I want to marry a Canadian

I love Canadian bureaucracy, or rather the lack of it. I am sitting in my new apartment with my newly installed internet connection (from my newly installed phone line) in possession of a work visa, bank account and social insurance number with my car imported and parked outside and my cat imported and parked on my knee. I arrived last night.

Admittedly, I did sort the visa, cat and apartment on my last visit a couple of weeks ago, but the paper work (if not the cat pee) was bogglingly simple.

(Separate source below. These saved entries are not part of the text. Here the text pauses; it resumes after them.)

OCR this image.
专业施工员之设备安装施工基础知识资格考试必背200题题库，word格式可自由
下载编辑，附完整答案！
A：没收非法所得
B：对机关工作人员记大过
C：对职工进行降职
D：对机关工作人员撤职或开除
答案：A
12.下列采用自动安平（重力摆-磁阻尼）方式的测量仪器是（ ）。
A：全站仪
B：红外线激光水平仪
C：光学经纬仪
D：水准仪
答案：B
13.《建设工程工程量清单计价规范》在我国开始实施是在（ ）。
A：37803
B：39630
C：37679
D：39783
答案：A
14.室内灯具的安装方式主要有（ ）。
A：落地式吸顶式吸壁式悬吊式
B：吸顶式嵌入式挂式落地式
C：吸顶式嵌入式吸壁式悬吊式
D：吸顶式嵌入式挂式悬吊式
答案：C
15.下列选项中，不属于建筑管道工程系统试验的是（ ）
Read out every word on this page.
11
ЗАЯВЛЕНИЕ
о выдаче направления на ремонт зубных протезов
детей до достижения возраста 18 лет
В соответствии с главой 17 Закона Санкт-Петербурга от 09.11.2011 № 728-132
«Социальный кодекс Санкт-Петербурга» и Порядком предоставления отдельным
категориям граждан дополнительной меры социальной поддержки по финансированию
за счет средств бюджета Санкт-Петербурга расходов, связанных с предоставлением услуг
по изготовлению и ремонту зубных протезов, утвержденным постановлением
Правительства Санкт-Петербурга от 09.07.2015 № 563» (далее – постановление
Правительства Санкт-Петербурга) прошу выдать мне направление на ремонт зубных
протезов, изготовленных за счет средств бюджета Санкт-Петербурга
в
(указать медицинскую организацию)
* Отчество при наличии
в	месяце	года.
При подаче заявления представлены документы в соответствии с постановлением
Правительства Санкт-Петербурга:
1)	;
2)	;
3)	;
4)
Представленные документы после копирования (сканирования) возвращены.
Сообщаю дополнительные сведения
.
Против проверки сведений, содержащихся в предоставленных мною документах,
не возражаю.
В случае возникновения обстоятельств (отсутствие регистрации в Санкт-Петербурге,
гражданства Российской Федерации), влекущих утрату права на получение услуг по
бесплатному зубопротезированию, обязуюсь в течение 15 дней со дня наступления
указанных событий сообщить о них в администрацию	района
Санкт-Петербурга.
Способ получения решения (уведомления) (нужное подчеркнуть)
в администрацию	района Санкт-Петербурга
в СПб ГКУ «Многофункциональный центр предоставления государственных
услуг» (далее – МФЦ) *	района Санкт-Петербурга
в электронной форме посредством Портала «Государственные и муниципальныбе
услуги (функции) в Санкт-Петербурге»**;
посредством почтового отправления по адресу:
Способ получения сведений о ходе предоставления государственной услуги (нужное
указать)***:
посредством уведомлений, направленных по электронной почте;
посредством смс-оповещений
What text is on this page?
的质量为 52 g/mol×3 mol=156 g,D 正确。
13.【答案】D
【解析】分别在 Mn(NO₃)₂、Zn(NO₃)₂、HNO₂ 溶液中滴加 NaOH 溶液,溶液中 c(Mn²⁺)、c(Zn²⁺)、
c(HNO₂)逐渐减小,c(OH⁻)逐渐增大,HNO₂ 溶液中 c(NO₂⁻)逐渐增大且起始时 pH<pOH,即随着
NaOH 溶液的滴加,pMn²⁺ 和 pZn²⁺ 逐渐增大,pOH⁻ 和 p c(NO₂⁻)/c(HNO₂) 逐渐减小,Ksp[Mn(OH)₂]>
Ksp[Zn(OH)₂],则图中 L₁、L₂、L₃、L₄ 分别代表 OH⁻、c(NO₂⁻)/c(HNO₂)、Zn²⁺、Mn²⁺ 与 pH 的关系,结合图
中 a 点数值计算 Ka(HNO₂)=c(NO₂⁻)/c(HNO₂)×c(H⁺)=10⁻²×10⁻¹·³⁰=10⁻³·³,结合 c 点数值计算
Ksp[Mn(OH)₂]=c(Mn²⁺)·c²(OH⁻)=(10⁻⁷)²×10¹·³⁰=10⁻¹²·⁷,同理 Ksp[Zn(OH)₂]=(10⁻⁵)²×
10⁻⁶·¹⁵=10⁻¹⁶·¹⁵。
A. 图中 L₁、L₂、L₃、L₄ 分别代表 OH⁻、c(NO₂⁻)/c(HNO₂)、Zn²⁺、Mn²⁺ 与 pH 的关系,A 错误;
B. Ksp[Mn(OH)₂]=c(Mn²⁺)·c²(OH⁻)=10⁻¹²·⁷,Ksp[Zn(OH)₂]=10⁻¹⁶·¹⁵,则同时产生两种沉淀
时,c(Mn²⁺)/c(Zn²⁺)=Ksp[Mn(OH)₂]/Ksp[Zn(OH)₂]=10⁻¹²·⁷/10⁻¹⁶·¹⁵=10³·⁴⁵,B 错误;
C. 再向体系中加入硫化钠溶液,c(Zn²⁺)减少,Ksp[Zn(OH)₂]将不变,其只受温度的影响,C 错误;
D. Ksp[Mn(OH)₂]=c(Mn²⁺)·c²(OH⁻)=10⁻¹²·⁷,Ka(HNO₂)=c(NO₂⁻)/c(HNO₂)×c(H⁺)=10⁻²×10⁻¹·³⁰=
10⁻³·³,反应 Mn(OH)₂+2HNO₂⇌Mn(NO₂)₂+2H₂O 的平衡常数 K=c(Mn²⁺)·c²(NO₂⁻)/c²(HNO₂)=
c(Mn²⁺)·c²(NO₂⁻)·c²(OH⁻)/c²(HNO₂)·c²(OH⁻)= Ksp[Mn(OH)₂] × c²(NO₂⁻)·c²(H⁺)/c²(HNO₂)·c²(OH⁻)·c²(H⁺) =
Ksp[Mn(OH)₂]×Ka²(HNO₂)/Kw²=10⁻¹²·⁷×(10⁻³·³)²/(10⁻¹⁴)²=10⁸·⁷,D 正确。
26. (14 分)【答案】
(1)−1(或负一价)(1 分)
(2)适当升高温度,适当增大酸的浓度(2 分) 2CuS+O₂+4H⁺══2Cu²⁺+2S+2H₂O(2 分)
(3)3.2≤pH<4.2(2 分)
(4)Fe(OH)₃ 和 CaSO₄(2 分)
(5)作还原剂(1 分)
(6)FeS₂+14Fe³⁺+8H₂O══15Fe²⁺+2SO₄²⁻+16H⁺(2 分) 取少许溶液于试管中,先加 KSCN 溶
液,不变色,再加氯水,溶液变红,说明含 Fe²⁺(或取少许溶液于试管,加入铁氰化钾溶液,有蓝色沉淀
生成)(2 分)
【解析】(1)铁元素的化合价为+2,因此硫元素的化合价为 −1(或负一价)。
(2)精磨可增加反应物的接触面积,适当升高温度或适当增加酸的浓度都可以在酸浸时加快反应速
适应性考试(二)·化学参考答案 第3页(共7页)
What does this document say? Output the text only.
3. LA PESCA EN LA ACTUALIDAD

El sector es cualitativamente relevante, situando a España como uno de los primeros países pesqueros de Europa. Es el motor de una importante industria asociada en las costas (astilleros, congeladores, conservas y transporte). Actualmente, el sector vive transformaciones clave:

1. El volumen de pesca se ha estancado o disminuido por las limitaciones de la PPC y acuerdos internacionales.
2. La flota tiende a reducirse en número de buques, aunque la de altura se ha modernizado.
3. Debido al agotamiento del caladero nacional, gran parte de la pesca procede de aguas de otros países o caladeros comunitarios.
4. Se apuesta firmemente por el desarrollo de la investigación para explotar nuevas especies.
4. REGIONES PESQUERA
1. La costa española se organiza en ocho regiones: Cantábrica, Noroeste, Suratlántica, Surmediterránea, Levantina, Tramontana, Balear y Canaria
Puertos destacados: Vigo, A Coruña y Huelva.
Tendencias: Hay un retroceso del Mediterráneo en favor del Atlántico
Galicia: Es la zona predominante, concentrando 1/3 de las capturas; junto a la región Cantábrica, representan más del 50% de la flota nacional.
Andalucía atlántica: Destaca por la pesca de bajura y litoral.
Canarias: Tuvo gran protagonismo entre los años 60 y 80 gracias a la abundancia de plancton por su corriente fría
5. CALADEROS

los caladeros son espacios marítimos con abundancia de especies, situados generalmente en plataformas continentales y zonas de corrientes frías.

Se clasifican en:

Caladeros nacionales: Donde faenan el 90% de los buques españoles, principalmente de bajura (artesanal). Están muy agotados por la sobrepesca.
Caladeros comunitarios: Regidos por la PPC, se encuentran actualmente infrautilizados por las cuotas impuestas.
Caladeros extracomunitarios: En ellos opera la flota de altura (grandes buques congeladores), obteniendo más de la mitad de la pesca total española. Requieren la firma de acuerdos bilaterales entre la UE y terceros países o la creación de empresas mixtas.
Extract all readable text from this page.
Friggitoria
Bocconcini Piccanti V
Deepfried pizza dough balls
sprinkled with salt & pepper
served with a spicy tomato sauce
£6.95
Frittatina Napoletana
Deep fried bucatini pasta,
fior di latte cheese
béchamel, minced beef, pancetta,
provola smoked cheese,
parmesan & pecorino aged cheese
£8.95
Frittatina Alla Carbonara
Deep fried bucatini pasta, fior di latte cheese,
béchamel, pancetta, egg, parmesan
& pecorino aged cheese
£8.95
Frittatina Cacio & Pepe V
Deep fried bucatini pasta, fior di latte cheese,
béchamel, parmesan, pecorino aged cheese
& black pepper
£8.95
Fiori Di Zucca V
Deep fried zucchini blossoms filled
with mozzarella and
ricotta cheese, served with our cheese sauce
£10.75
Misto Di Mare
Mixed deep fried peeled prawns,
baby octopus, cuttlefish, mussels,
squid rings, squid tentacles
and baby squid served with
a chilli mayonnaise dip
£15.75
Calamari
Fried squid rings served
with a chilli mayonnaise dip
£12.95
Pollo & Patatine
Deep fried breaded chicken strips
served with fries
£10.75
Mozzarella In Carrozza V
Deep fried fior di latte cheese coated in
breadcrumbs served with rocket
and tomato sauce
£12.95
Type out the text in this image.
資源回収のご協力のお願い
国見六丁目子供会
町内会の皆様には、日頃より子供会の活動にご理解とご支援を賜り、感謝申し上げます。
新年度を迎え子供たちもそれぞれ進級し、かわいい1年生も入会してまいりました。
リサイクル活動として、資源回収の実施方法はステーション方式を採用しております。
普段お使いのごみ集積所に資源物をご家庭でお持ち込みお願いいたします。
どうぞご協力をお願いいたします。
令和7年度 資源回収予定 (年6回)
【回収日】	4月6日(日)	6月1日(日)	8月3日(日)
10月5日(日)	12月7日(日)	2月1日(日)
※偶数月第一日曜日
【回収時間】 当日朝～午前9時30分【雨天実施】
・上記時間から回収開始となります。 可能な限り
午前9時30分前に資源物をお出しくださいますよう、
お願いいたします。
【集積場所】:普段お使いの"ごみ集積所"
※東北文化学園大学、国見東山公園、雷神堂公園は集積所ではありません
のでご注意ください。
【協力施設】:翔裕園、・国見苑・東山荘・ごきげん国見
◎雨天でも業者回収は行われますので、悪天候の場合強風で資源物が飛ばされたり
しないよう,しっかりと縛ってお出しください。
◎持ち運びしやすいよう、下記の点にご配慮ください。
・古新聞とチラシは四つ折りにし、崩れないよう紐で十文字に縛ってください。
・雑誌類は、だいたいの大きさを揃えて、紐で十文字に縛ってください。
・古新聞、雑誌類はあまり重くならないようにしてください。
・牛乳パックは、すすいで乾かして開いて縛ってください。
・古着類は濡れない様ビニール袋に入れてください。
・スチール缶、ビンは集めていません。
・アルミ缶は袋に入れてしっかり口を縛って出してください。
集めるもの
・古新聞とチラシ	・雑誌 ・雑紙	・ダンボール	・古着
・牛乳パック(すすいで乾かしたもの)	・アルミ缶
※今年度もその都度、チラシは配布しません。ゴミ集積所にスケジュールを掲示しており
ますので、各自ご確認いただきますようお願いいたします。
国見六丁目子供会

The Canadians' controversial technique seems to involve informing you in advance that you need to provide easily accessible documents (e.g. passport, car title etc) and then requiring those same documents upon your arrival at border / government office. If they are in order, these crazy people let you in. Don't they know that a real immigration and import process involves premium rate telephone calls, month long appointment scheduling, three documents that could not possibly apply to you, a forth that has not existed since 1776 and queues that aim to define eternity? How are you supposed to feel loyalty to a country where the prospect of reentering if you leave is bearable? Don't they realise that such a lack of stress could make you live a long and fruitful life, therefore adding to the heavy strain in providing social security for elderly people? Are the winters so bad that most people die that way instead?


There was an issue with one broken fax machine, otherwise I might believe I was dreaming. Except that I suspect my subconscious isn't kind enough to give me only a ten minute wait at the social security office.

So on that note, I've decided to marry a Canadian. I see our wedding ceremony going as follows:

"Do you wish to marry?"

"Aye."

And then a everyone gets down to the drinking. Or maybe the ice hockey.